До сих пор помню адрес, по которому мы писали письма, посылали посылки: Коми АССР, г. Ухта, п/я №.... Мама работала и на лесоповале, и в шахте, и на каких-то других тяжелых работах. Иногда она присылала вырезки из лагерных газет, где упоминалась её фамилия среди отличных работников. Вскоре её назначили бригадиром. Переносить ей приходилось многое. Однажды, заблудившись в лесу, мама попала в болото, сильно увязла в трясине и чудом спаслась, постепенно перекатываясь с боку па бок, выбравшись на сухое место. Уроженка Крыма, она тяжело переносила северные морозы, много раз отмораживала уши и щёки. Но старалась не унывать и нам писала бодрые письма. Впоследствии она говорила мне, что, прочитав, где-то, что от частых слёз сильно портится фение, она дала себе слово никогда не плакать, чтобы, вернувшись, быть полезной, по её словам, сыну и мужу. И когда ей было особенно тяжело, она со стонами лишь кусала подушку, но плакать себе запрещала.
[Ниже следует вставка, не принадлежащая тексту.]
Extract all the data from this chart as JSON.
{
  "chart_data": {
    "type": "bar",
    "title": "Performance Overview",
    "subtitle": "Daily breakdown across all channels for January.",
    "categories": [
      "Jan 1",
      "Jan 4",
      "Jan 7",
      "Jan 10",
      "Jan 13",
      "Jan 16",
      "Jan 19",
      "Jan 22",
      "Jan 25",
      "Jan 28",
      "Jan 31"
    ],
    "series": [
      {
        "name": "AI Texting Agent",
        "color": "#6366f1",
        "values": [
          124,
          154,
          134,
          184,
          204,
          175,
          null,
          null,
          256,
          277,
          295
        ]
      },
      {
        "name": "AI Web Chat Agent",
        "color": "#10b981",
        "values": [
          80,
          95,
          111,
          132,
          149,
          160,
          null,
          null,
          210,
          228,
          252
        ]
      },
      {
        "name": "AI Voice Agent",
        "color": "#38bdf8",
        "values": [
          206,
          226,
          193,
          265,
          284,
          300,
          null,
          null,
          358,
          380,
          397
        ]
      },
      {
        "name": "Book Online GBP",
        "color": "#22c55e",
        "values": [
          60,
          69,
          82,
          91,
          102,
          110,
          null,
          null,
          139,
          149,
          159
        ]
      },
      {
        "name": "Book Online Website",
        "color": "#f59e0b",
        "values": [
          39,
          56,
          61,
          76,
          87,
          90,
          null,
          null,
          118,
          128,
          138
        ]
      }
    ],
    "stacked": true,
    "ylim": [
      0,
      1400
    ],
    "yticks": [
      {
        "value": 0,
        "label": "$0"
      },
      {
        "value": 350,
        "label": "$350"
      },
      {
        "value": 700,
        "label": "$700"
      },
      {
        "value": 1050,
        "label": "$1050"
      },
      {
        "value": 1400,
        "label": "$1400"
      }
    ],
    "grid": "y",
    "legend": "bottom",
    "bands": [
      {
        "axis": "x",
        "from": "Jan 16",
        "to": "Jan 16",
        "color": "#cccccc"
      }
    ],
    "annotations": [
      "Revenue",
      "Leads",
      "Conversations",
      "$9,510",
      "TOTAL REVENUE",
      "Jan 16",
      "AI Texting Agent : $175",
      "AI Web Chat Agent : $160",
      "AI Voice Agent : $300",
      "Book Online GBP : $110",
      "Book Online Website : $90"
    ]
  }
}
Конечно, мы старались почаще писать ей, в отсылаемые письма бабушка часто вкладывала 5-10 рублей. Иногда они доходили, по чаще их изымали, видимо, при перлюстрации. В положенные сроки (кажется, не чаще раза в месяц) мы собирали и отправляли маме посылки. Однажды бабушка решила приурочить посылку к Пacxe (в тот год это было 2 -го мая). На почте отправительница по-
интересовалась: "... К первомайскому празднику посылаете?" - "Да да - поспешно ответила бабушка - конечно, к Первомаю". На мой удивлённый вопрос уже дома бабушка долго внушала мне, что о религиозных праздниках не стоит распространяться и лучше вообще скрывать, что у нас верующая семья. К слову, должен сказать, что в детстве по отношению к религии я был в каком-то двойственном положении. Мамина семья, как я уже говорил, была глубоко религиозна. В семье же отца религиозной была только бабушка Ольга Леонидовна (за что и пострадала), а её второй муж, дочь и мой отец отличались почти воинствующим атеизмом. Жили мы в семье дедушки и в самом раннем детстве меня постоянно брали с собой в церковь даже на всенощные бдения. Иногда я сопровождал уже больного дедушку (помню, по дороге он часто отдыхал, облокотившись на меня). Ещё до маминого ареста я как-то даже во время богослужения прислуживал священнику в настоящем церковном одеянии. В то же самое время мне частенько приходилось слышать иронические, насмешливые высказывания о религии отца и тёти. Видимо, поэтому настоящая религиозность во мне глубоко не укоренилась.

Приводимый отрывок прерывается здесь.